Silver Borne by Patricia Briggs

Silver Borne is the fifth book in the Mercy Thompson series. I have a strong suspicion it's the last--or that it should be the last. I doubt Briggs's publisher is ready for her to stop the series. Hell, even I'm reading them and werewolves bore me solid.

Mercy Thompson isn't a werewolf, of course, which is the only reason I picked up the first book in the series, Moon Called. She's a skinwalker who can turn into a coyote. Her boyfriend's a werewolf, though, and the series is basically all about Mercy coming to terms with being a non-werewolf who's not just part of a werewolf pack, she's the pack leader's mate.

While this book is nominally about a fae artifact that Mercy has borrowed and that some people want to take from her, the artifact is really just a maguffin. The book is really about Mercy finding and accepting her place among the pack. That also happens to be the theme of the previous four books. It's getting a little bit repetitive.

I was glad for the closure this book gave, but I was annoyed at the things that were left out. Mercy transforms into a coyote exactly once in this book, toward the beginning. After that she might as well have been a regular old human. And while the series has tended to have a vampire book followed by a fae book followed by a vampire book, it was pretty glaring to me that the important vampire characters are barely mentioned, and then only in passing--Mercy happens to remark that she hasn't seen Stefan in months. It's an odd way to compartmentalize the various aspects of the world Briggs has built, when every reader knows that mixing things up is way more fun. I'd have loved to see how Stefan dealt with the fairy queen. Instead, not even the werewolves had much of a role.

In fact, no one had much of a role, mostly because, as I said, this was a book about the pack, not about the fae trying to trick Mercy into giving up the maguffin. The big climax was neither. It was mostly told in flashback, in fact, which is infuriating. Most of the book is taken up with arguments, discussions, and a few fights among the werewolves.

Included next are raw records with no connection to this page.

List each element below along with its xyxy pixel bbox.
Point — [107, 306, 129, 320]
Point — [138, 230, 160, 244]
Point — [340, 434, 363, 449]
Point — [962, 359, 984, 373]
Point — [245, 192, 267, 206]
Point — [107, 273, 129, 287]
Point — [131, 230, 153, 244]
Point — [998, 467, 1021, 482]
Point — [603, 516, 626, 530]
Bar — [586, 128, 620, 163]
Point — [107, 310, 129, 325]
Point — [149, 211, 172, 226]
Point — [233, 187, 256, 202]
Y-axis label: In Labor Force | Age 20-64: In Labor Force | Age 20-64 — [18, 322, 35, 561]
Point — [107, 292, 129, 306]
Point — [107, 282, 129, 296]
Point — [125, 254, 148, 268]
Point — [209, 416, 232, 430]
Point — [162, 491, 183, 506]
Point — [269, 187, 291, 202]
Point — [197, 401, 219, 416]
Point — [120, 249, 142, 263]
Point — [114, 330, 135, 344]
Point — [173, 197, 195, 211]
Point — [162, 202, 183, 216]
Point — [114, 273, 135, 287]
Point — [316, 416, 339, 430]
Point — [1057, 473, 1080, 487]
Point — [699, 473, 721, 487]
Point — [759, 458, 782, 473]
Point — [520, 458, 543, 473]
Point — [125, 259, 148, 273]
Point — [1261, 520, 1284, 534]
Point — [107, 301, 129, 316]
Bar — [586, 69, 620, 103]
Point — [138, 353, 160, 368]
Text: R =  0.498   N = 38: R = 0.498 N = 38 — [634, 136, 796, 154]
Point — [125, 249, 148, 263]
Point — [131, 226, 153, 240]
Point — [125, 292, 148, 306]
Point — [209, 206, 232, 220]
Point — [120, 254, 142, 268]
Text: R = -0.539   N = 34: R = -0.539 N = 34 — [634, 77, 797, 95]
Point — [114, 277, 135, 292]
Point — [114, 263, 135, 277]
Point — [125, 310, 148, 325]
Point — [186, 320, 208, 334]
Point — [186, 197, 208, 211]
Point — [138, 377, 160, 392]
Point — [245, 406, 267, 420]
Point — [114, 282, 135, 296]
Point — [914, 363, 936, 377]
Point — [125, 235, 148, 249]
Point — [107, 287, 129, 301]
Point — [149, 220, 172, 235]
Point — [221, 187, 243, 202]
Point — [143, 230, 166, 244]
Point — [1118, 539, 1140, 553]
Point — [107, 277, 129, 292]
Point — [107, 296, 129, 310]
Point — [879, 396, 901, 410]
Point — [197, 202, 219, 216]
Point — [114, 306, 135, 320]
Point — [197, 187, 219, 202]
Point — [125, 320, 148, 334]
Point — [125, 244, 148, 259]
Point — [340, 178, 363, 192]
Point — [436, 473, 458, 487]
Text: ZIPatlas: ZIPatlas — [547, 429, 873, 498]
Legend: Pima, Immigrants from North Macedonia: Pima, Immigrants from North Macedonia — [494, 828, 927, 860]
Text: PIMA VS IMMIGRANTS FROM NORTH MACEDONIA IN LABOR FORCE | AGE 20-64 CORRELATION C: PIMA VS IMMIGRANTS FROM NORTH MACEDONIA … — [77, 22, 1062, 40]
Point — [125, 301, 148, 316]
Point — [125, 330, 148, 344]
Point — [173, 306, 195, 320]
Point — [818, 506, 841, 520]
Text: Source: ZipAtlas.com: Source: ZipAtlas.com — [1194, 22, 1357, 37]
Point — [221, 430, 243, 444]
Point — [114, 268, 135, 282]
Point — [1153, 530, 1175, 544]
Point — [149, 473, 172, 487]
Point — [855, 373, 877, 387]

The main theme of the series, Mercy having to accept being controlled and losing her autonomy, has always squicked me, and I'm getting less and less tolerant of the ways Briggs shoves it down the reader's throat. It's getting to the point that I sometimes feel like I'm reading a treatise on the pleasures of masochism. Upon reflecting on the entire series as it stands, I see that Mercy Thompson has gone from being a strong, independent, interesting character at the beginning of the series to a wobbly-legged, fearful woman who accepts being subsidiary to her mate and is easily manipulated by others.

So you know what? I don't care if there is another book in the series. I'm done.